Behind-the-scenes, the zoo’s executive team began the painful process of cutting expenses and staff. “We spent the first week reviewing options on how to survive as long as possible without earned revenue,” says Charlie Wright, CFO.
The team saw their first glimmer of hope when they learned of the Paycheck Protection Program (PPP) that would be administered by the Small Business Administration as part of the CARES Act passed by Congress. The Denver Zoo, which has multiple banking relationships, chose to apply for the program through Commerce Bank.
The zoo felt one of their banker’s dedication to help stood out. “Paige Norton of Commerce consistently had the most timely and helpful information,” Wright says. “You could sense her commitment to getting this done.”
Commerce Bank had started working with the zoo six years earlier when Wright – then relatively new to the zoo -- sought to expand the nonprofit’s banking relationships.
“We can bank with anyone, so we can be selective in choosing partners,” explains Vescolani. “Relationships are important to us. We want to develop true, trusted partnerships with bankers who understand the complexity of our business and provide us with critical information that may help us.”
Commerce Bank made the process to submit the application quick and simple. The zoo had its PPP funds in hand in a timely manner and could begin the process of bringing back 19 furloughed staff members.
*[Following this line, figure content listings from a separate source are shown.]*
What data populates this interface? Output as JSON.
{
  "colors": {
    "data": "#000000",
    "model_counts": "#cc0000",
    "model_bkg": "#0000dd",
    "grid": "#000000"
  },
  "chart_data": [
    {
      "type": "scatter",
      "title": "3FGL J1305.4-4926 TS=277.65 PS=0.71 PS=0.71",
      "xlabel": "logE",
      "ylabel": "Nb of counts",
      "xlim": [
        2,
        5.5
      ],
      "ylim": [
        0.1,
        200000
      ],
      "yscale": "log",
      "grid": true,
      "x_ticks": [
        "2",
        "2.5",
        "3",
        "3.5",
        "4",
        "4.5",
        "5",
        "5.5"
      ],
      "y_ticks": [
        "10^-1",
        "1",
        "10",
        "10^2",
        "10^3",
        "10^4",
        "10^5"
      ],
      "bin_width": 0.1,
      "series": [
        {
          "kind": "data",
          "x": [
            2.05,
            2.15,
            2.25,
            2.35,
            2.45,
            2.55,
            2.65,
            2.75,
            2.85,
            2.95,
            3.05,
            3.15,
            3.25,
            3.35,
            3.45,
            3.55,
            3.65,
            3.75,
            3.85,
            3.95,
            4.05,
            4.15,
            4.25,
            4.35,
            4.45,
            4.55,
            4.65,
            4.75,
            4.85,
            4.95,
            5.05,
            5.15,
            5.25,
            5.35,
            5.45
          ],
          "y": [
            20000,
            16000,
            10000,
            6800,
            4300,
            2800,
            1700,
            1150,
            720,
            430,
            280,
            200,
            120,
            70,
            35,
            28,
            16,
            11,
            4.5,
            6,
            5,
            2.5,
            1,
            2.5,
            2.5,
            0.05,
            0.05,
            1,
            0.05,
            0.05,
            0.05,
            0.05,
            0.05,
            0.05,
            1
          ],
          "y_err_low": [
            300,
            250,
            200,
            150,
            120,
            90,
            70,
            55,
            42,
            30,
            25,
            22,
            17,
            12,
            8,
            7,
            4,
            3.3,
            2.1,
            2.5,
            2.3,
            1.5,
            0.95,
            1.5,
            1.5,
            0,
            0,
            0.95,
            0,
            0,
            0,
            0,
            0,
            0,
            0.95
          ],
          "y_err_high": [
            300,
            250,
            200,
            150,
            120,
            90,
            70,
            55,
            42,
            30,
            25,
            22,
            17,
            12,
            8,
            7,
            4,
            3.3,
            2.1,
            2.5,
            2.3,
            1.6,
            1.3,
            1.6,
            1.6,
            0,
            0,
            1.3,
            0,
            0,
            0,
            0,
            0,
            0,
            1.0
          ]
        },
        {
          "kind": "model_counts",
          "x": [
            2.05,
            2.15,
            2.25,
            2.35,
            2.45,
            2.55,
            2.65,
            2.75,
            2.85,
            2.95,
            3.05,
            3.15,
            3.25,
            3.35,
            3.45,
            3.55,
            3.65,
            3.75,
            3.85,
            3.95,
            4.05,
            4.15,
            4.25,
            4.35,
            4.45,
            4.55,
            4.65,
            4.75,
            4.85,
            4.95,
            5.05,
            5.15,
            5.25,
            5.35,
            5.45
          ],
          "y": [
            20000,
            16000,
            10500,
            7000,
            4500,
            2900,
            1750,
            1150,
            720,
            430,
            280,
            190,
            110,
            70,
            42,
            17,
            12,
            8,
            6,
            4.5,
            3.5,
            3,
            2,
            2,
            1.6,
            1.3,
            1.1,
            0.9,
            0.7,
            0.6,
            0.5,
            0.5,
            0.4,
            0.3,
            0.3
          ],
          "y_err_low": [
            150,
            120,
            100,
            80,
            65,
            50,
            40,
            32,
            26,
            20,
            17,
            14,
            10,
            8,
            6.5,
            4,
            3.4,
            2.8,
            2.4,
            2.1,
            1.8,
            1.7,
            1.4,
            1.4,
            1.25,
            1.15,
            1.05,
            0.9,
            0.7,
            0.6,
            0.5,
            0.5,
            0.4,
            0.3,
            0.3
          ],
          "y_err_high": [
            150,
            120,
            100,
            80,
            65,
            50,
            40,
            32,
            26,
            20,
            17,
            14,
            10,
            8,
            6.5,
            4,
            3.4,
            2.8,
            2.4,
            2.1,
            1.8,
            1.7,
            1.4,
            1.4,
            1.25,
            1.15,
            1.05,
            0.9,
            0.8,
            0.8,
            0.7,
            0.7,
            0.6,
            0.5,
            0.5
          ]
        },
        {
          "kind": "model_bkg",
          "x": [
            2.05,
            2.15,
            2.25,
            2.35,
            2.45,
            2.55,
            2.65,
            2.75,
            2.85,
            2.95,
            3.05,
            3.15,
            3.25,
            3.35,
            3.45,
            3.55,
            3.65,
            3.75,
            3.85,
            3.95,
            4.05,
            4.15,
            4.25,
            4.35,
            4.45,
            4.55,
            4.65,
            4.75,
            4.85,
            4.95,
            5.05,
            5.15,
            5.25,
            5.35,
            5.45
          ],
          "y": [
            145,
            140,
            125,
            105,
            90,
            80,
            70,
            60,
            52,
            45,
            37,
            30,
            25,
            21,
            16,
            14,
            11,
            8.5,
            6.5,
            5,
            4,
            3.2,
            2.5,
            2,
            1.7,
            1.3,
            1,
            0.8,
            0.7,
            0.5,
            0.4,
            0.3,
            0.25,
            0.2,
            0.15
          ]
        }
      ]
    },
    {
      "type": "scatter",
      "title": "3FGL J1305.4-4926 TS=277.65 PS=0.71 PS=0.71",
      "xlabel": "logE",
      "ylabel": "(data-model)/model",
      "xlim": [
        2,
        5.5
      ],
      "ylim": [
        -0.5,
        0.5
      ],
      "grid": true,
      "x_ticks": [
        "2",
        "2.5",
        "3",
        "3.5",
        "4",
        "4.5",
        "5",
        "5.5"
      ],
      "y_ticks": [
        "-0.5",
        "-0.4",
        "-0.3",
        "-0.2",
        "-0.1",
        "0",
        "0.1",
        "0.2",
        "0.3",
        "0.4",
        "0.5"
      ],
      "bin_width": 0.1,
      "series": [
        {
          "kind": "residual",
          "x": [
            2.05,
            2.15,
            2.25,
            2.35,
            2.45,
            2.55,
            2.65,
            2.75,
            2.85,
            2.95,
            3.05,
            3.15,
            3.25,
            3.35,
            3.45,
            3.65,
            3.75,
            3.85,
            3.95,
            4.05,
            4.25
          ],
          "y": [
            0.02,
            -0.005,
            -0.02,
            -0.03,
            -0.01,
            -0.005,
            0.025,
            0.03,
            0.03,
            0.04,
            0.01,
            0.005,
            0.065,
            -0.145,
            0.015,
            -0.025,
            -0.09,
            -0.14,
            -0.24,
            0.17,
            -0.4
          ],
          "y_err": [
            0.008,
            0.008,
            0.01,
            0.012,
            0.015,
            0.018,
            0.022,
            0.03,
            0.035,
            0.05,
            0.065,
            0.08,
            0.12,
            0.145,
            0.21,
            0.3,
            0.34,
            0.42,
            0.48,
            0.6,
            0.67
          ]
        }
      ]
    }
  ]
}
Its leaders, meanwhile, could turn their attention to strategies for safely caring for the animals and rethinking how it operates in the future.
“From the beginning of the pandemic, Commerce seemed more responsive, committed and understanding of our difficult situation,” Wright adds. “As we went through the PPP application process, our trust in them continued to grow. Although we were nervous, we felt we were in good hands.”
The Denver Zoo is fortunate to have an exceptionally talented professional staff. Not all nonprofits can afford that bench strength and must rely on external relationships for that knowledge. That’s why a bank like Commerce is of particular value to nonprofits, including ours.”